Она недоуменно взглянула на него – и вдруг засмеялась, наблюдая мерцающими глазами за тем, как он раздевается. И он улыбнулся в ответ на этот искренний, живой смех.
Затем, переодевшись, они ели грибы, и мясо, и сухари, и Макс даже рискнул развести в котелке огонь и нагреть в хитиновой миске воды, чтобы Алина согрелась. Дождь все не прекращался, но от крохотного огонька в этом странном убежище стало тепло и уютно, и принцесса завороженно смотрела на него, пока он не погас. А Макс смотрел на нее – на лицо в красноватых бликах пламени, на пальцы ног, которые она то и дело поджимала, на руки, которыми она за края держала горячую миску с водой, на мокрые совершенные губы, на края сухой сорочки, едва прикрывающей бедра и колени, – и то и дело заставлял себя отвести взгляд. Потому что снова натыкался на это ее задумчивое и решительное выражение в глазах.
Брачный браслет на запястье покалывал холодом и ощущался так естественно, будто всегда там был.
Принцесса первой забралась под одеяло и затихла там, выжидательно поглядывая на Макса. И он подошел, тоже лег – отвернувшись от нее.
– Лорд Макс? – напряженным шепотом позвала она из-за его спины.
– Спите, ваше высочество, – сухо проговорил он. – Чтобы вы там ни придумали себе, спите.
Она снова затихла, задышала тяжело. Завозилась. Отвернулась. Снова повернулась к нему. Еще раз отвернулась. Что-то прошептала. И опять затихла, тяжело дыша.
Так она долго металась и собиралась с духом – Тротт уже почти задремал, когда девичья ладонь осторожно легла ему на плечо. Пальцы пробежались вниз по руке, к брачному браслету, и замерли.
И Макс тоже замер, открывая глаза. От простого ее движения тело сразу бросило в жар – и все он ощутил: как она прижимается, льнет сзади, как неловко обнимает горячей рукой за талию, скользит по коже, забираясь под сорочку, касаясь живота под пупком.

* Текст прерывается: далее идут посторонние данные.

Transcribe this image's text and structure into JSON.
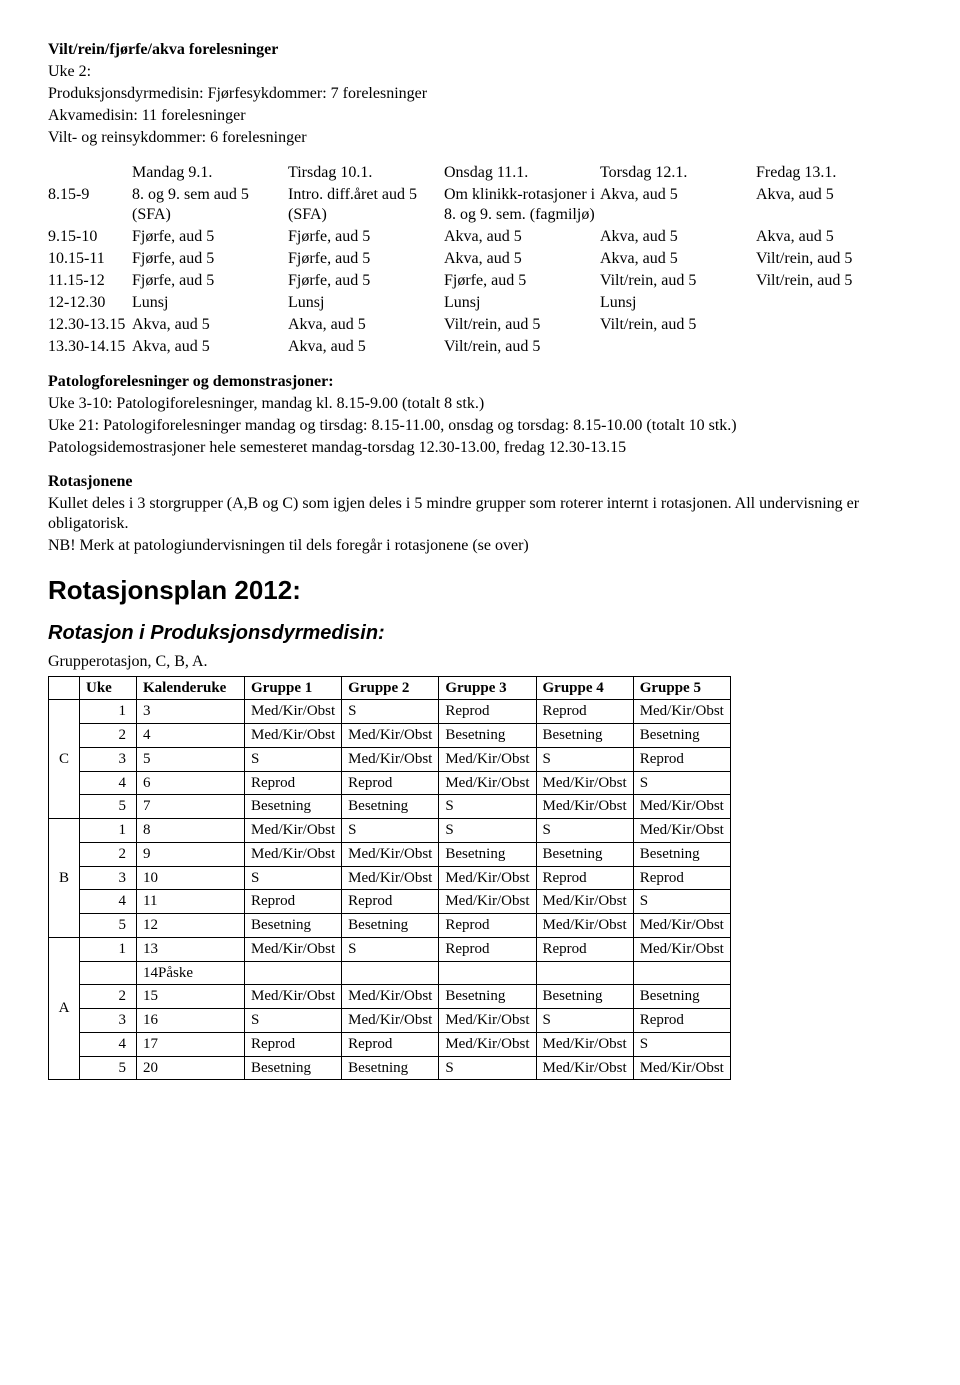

Он не хотел реагировать – но тело отреагировало. Дрожью мышц, по которым робкой обжигающей лаской проходили пальцы столь желанной ему девушки, трепетом крыльев, сорвавшимся дыханием, мгновенным диким возбуждением.
Принцесса с тихим бормотанием «боги, я вообще не знаю, что делать», потянулась вверх, скользнув грудью по его спине и крыльям, – и Макс почувствовал ее мягкие, нежные губы на шее. Она пробовала его неуверенно, отрываясь и нервно вздыхая, невольно и едва заметно двигая ладонью по его животу, когда прижималась снова, – а он, замерев, смотрел в темноту, не имея сил ее остановить и с ума сходя от невинных, неловких этих движений, которые добавляли остроты происходящему.
Никогда еще с ним не происходило ничего более возбуждающего.
Алина поводила ртом туда-сюда по его плечу, опаляя кожу. Погладила живот и запустила пальцы второй руки в подкрылок, в мягкий и чувствительный пух. Макс едва не застонал – дыхание, уже рваное, зачастило, тело закаменело от попыток отстраниться, не реагировать.
Было бы проще, не знай он уже, какая она. Не помни до малейших деталей ощущение ее нежной кожи под ладонями, сладость ее губ, вкус ее и то, как она вздыхала в ответ на его поцелуи.
И как плакала потом.
Он мог бы нагрубить ей так, чтобы она больше даже не посмотрела в его сторону. Мог прервать все это одним издевательским замечанием или насмешкой. Мог повернуться и спокойно, ровно, равнодушно повторить все уже сказанное – и это было бы обиднее насмешки.
Но он не хотел больше делать ей больно. И не стал – даже ради нужной цели.